Comparison of model-averaging and single-distribution approaches to estimating species sensitivity distributions and hazardous concentrations for 5% of species
Yuichi Iwasaki, Miina YanagiharaAbstract
Estimation of species sensitivity distributions (SSDs) and hazardous concentrations for 5% of species (HC5s) by fitting a statistical distribution to toxicity data for multiple species is essential in ecological risk assessment of chemicals. Given the challenge of selecting the appropriate statistical distribution in SSD estimation, a model-averaging approach that involves fitting multiple statistical distributions and using weighted estimates to derive HC5s is appealing. However, the effectiveness of this approach compared to SSDs based on a single statistical distribution (ie, single-distribution approach) has not been thoroughly examined. We aimed to compare the model-averaging approach with the single-distribution approach based on log-normal, log-logistic, Burr type III, Weibull, and gamma distributions to estimate HC5s. For this comparison, we selected 35 chemicals with available toxicity data for over 50 species, enabling the direct calculation of reference HC5 values from the 5th percentiles of the toxicity distributions. For each chemical, we examined the deviations between the reference HC5 value and HC5 estimates derived from SSDs based on toxicity data for 5–15 species subsampled from the complete dataset using model-averaging and single-distribution approaches. This subsampling simulated the typical limitations of available toxicity data.
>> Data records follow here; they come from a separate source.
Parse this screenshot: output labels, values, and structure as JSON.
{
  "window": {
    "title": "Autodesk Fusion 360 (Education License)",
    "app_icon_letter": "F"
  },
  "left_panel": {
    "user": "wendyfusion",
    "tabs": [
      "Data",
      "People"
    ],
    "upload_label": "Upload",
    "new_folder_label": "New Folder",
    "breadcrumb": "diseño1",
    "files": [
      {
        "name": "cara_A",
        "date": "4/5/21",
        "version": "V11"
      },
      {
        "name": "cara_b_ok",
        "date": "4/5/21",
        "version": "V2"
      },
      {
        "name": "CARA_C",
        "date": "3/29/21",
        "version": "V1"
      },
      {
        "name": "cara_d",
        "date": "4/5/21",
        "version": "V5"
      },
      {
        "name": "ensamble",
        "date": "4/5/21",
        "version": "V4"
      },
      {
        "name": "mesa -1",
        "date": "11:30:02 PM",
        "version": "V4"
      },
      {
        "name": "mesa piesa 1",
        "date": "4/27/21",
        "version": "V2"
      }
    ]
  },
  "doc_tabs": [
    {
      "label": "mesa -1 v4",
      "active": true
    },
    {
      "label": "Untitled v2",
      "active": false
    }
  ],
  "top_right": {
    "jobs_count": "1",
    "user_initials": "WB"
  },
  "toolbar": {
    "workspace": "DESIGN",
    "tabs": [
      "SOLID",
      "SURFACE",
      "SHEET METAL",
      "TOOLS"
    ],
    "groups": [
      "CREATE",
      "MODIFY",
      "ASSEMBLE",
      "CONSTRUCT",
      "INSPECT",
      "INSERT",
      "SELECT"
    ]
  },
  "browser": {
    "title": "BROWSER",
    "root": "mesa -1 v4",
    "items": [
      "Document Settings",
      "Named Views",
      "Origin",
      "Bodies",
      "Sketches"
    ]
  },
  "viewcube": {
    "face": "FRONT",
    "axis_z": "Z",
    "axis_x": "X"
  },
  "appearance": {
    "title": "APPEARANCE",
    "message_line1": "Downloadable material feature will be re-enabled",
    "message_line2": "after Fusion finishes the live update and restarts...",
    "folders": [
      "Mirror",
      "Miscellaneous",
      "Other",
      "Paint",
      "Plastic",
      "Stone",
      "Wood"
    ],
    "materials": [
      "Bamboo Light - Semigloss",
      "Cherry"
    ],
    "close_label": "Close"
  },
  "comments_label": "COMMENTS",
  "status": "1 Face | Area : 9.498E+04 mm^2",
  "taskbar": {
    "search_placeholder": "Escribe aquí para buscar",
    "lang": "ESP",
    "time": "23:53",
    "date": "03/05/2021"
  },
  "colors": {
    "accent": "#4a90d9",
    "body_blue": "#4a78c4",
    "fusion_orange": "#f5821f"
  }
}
The deviations observed with the model-averaging approach were comparable to those from the single-distribution approach based on the log-normal, log-logistic, and Burr type III distributions. Although use of specific distributions often resulted in overly conservative HC5 or HC1 estimates, our results suggest that the precision of HC5/HC1 estimates would not substantially differ between the model-averaging approach and the single-distribution approach based on log-normal and log-logistic distributions. We further discuss the circumstances under which model-averaging and single-distribution approaches are better suited for estimating HC5s.